NTV says officers of the Ufa garrison are thinking not about the upcoming 9 May Victory Day holiday, but about resolution of their everyday problems.  Because of bureaucrats, they and their families could end up out in the street.  They were allocated apartments in a new building where they can’t live.  The multi-story building is incomplete, and several parts of it haven’t even been started.

But according to the documents everything is in order.  There are even acts of acceptance for the nonexistent apartments.  The chief of every organization involved in the project hurried to put check marks on reports about the completion of this state construction order.  For this reason, it will be hard to determine exactly who’s to blame.

The camera turns to one Lieutenant Colonel Valeyev, effectively out of the service for 7 years, but unable to retire (he hasn’t received permanent housing).  He had to surrender his service apartment, and lives in the kitchen of an officer’s dormitory while his daughter lives in his room.  Valeyev concludes simply, “It’s shameful to live in such a situation.”

The construction contract for 350 apartments on the outskirts of Ufa was signed a year ago, and the work was to be finished in just three months, understood to be unrealistic and impossible from the very beginning.  The builders didn’t finish for understandable reasons, but the acts of delivery-acceptance were signed on time.  It turns out this housing existed on paper, but not in reality.

They managed to build only one-third of the apartments promised, and even those remain incomplete after six months.  Nevertheless, the chief of the Ufa KECh (housing management unit or КЭЧ), who distributes housing to servicemen, signed for ceramic tile, linoleum, and wallpaper back in October (so where did these materials end up?).

Asked why the acceptance was signed if the apartments weren’t ready, the KECh chief says only, “It was signed, so to speak, in advance.”

Meanwhile, the other two apartment buildings are just holes in the ground, as shown in the video.  These unbuilt apartments have been distributed already, so 100 military families have housing on paper.

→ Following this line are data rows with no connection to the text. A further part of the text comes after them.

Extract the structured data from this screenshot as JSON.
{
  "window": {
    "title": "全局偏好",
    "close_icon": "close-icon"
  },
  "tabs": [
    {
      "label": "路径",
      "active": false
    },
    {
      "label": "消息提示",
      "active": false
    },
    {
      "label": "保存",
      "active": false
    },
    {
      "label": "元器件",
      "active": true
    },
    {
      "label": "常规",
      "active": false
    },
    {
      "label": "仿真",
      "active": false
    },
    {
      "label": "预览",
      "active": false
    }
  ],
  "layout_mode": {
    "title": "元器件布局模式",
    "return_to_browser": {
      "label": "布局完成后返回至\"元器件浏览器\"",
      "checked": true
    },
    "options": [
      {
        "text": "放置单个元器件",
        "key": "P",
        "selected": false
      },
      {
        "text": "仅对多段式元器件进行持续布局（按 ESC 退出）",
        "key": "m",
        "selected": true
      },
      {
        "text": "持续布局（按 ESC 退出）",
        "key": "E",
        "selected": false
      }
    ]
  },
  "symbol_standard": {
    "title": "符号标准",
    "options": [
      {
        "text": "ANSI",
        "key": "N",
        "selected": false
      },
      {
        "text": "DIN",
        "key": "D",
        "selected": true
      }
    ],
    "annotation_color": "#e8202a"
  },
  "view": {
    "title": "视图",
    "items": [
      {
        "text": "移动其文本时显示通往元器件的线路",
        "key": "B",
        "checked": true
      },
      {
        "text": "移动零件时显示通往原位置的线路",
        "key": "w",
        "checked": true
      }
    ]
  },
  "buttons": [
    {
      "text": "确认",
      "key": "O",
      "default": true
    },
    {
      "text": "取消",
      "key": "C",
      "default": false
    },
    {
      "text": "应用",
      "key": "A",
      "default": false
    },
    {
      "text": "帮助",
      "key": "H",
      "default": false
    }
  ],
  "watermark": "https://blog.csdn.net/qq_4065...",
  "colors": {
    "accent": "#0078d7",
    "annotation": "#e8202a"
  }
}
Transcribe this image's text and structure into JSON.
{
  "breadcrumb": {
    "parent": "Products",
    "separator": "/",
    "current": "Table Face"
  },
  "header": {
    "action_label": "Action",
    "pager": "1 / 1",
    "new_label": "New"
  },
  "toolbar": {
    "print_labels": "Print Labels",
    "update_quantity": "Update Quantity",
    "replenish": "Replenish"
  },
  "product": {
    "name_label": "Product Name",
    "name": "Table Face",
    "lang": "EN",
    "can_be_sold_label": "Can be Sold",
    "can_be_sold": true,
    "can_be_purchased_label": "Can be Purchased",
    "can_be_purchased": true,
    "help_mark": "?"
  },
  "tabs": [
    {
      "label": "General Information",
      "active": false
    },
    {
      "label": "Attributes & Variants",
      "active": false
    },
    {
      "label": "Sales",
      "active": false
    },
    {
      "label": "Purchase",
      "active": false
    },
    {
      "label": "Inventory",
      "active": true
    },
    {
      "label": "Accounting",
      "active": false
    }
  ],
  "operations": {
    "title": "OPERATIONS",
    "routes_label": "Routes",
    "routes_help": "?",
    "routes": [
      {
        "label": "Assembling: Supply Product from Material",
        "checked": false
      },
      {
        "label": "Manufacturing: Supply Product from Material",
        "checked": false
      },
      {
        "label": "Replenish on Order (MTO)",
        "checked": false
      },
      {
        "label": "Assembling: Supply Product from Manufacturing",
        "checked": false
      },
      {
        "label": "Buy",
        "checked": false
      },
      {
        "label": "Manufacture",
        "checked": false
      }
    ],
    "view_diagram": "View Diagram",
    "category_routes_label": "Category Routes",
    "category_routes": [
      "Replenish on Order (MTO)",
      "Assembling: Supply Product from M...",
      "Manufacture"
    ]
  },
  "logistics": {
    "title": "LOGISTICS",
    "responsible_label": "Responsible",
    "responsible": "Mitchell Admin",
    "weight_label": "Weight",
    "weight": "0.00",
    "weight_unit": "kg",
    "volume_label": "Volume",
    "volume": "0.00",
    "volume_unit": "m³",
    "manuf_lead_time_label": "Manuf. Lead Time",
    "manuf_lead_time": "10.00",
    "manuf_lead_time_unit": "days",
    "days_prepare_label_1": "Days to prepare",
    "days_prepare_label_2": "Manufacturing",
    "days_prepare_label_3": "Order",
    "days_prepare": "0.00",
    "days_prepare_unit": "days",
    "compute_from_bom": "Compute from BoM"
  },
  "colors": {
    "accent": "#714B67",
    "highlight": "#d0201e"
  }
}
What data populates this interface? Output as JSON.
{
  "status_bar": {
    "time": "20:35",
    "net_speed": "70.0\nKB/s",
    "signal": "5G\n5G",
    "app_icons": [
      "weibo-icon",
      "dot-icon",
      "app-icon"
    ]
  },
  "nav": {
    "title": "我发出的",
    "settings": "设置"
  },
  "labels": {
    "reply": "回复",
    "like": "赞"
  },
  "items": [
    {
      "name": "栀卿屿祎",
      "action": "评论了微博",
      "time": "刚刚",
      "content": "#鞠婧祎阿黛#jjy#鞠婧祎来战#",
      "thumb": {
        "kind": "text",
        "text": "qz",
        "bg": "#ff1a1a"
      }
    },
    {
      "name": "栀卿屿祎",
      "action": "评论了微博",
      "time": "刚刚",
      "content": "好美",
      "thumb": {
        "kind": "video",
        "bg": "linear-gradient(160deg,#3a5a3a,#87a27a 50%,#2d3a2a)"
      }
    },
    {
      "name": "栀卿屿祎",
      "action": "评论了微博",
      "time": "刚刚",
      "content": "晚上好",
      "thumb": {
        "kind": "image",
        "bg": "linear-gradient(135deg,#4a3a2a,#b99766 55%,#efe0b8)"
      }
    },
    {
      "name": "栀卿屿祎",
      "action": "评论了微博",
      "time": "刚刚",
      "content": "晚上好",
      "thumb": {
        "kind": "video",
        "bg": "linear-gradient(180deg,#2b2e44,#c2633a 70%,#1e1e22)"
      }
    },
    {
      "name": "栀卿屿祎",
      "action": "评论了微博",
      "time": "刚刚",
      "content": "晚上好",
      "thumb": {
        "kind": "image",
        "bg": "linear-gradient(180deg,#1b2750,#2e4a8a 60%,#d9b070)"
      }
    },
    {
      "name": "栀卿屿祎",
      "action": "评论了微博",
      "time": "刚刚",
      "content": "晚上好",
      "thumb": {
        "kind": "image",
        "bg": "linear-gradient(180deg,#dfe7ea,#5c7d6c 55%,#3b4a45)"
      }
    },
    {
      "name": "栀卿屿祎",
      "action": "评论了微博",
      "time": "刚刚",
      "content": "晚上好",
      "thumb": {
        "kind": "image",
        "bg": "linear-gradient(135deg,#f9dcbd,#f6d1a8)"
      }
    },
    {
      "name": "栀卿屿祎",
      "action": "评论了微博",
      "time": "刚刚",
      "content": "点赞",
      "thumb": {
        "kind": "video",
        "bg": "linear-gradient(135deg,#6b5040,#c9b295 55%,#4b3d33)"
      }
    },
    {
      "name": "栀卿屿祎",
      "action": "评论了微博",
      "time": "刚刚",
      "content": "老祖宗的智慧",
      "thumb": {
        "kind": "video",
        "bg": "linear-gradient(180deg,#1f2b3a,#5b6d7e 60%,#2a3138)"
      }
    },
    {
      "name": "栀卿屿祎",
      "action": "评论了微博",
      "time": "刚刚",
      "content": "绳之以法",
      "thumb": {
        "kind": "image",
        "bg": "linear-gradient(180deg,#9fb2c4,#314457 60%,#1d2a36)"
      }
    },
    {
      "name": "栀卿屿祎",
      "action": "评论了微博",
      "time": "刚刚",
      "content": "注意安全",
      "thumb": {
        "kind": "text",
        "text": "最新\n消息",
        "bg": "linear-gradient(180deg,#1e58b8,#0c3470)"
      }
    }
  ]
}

Ufa garrison officers can’t go back to their old service apartments that have been given to others already.  It’s also possible their assigned permanent apartments, when and if completed, could be sold to civilian buyers now that the original contract’s been voided.  The officers will claim they have documents for the apartments, but the builder will tell them to take it up with those that gave them the papers (i.e. the KECh and the Defense Ministry).

The contractor complains that the Defense Ministry contract was lower than market price by one-fourth (well, why did they agree?).  And he claims he went ahead with his own money and now the apartments are more expensive (he seems to be preparing to justify selling them on the private market).

The officers don’t even have anyone with whom they can argue.  The previous KECh chief is under investigation on bribery charges.  And dismissed officers from distant Ural garrisons are being sent back to their units to ask their old commanders for some living space.